Anonymous 3m 863 #covid19
The views of this article are the perspective of the author and may not be reflective of Confessions of the Professions.
In a message to Americans in Nigeria on Monday, the U.S. government said evacuation flights have been canceled so that Nigeria’s citizens can return home after an outbreak of the coronavirus.
Alli Gallite met with the owner of an adoption agency in Boulder that uses her, and said she has been in contact with representatives of the U.S. Embassy in Lagos, Nigeria’s capital, for more than a week. She said embassy officials had made it clear that she and her husband, both with U.S. passports, could board evacuation flights, but their daughter could not. The situation is made even more tense by the travel ban imposed by Washington on Nigerians in February.
Nigeria’s Civil Aviation Authority said emergency and essential flights were exempt from the ban, which began on Monday. Nigeria’s international flight ban came a day after Africa’s busiest airport in Johannesburg prevented foreigners from disembarking. Somalia has lifted its travel ban on stranded citizens who can come home, but not those with US passports.
Sudan has also sealed off all seaports, land crossings and airports, Sudanese Minister of Transport and Communications Mohamed Abdirahman al-Shabaab said in a press statement. Nigeria also plans to suspend passenger services until then, starting with the country’s main railway line from the capital Nairobi to the port city of Port Moresby.
Travellers from countries affected by the coronavirus have been restricted and in some cases banned from visiting countries in Africa. Schools have been closed, hundreds of international flights cancelled and travellers in countries affected by the virus have faced restrictions.
One Twitter user noted that Western countries would act quickly to impose travel sanctions on travelers if the outbreak originated in Africa. In one of the steps many countries have taken in response to the outbreak of the coronavirus, Nigeria has suspended international air traffic, requiring special flight evacuations, Ahram Online reported. The Egyptian Civil Aviation Authority (CAA), the country’s national airline, announced that all flights to and from Egypt would be suspended from Thursday to stop the spread of the virus.
The Council has called on the State Department to provide a so-called humanitarian parole that allows children like Nike to travel without visas and then have their cases closed in the United States. In an e-mail Monday, the director of public affairs for the U.S. Citizenship and Immigration Services (USCIS) said his office was in contact with Gallite and was “in contact” with the U.S. consulate in Lagos to process the adoption application. The consulate only checked again last week, but we have not yet received an update.
For the past two months, Amara Onyebuchi has been thinking only about how to bring her children to Nigeria. Canadian citizens aged 12, 13 and 15 got to know their roots after spending some time in Nigeria when the COVID-19 pandemic was declared in mid-March. When she and her husband tried to arrange their early flight home, international commercial flights had closed Lagos airport.
Since then, attempts to get a plane back to Canada have been hit – and missed, but it has been hit and missed.
Five Nigerians are reported to have tested positive for COVID-19 in the southern city of Guangzhou this week. Although many African students and other migrants were eager to leave China at the start of the outbreak, many others chose to stay and seek their opportunities with the Chinese health authorities, which are best placed to deal with the outbreak. But even though the worst of the coronavirus is now behind us, the authorities fear an increase in imported cases, particularly from Nigeria and South Africa.
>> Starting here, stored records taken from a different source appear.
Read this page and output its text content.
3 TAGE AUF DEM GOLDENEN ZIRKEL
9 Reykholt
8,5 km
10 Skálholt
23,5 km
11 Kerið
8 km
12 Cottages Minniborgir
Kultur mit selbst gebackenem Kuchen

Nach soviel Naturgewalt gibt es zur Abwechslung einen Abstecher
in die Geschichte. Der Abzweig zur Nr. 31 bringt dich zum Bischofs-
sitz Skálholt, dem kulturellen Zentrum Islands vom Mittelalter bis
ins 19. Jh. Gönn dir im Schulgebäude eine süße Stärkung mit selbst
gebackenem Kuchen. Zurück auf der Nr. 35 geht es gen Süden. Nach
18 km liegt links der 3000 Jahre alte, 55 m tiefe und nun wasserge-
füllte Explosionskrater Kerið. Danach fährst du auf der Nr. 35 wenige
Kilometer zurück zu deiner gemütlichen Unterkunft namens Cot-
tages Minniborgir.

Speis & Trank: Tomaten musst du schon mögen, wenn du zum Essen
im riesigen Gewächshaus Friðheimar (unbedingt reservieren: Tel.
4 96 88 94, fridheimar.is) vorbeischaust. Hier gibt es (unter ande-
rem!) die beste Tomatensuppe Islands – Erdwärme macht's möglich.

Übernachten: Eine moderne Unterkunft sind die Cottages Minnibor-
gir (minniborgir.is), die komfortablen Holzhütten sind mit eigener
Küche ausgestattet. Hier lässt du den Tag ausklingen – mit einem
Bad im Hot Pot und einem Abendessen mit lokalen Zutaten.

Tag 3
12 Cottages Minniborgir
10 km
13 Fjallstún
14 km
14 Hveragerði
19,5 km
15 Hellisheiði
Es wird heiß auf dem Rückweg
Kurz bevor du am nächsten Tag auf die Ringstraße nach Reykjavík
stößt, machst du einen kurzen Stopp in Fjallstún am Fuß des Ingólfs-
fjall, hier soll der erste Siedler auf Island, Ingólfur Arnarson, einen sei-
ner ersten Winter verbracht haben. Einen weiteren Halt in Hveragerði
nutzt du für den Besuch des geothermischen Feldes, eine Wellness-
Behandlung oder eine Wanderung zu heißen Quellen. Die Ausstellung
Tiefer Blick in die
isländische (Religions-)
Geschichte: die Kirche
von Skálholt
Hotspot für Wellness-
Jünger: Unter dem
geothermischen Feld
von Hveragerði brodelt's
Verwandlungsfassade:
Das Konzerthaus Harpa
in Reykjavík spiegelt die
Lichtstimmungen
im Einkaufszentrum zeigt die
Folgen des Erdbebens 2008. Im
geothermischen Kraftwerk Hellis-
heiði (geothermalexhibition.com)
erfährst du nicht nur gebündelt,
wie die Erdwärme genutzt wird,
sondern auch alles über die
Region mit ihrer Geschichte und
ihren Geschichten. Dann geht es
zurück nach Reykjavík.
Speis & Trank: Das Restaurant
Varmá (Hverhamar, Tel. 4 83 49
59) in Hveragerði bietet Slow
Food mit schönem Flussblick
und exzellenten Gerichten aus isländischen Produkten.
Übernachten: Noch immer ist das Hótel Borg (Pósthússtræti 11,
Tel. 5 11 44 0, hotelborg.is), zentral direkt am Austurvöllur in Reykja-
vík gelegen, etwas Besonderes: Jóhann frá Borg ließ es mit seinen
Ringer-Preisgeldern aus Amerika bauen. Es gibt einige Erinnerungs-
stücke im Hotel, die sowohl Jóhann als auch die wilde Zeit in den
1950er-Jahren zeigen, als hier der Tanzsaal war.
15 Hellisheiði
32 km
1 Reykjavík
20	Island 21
According to state media, the man broke the quarantine and visited a restaurant where he infected the owner, who then passed the virus to his eight-year-old daughter and then to her.
Authorities in the southern French city of Nice have confirmed the death of a woman recently returned from Milan. The man tested positive after returning from a trip to Italy, Israel’s Health Ministry confirmed, saying he was the second of two Israeli passengers who tested positive last week. Two of them were quarantined after traveling on a virus-infected cruise ship, and both were quarantined in Israel after traveling on it.
According to the World Health Organization (WHO), 34 infections have so far been confirmed with a total of 388 people.
The latest case was reported on Friday, while the first case identified on Thursday was confirmed in the southern city of Tilburg. The Italian, who had arrived in Nigeria from Milan on the evening of February 24, had no symptoms upon landing, according to authorities. The country’s health minister said Nigeria’s first confirmed case had not been detected at the airport and had travelled to Lagos before falling ill and being taken to hospital.
Chinese Foreign Ministry spokesmen played down reports that Africans were being singled out, but said the government was paying close attention to stopping the second wave and urged foreign nationals to follow the instructions of local authorities. Authorities are now working to meet and monitor those who were on the run, and have also identified people who have met and visited places in Lagos, a city of 20 million people.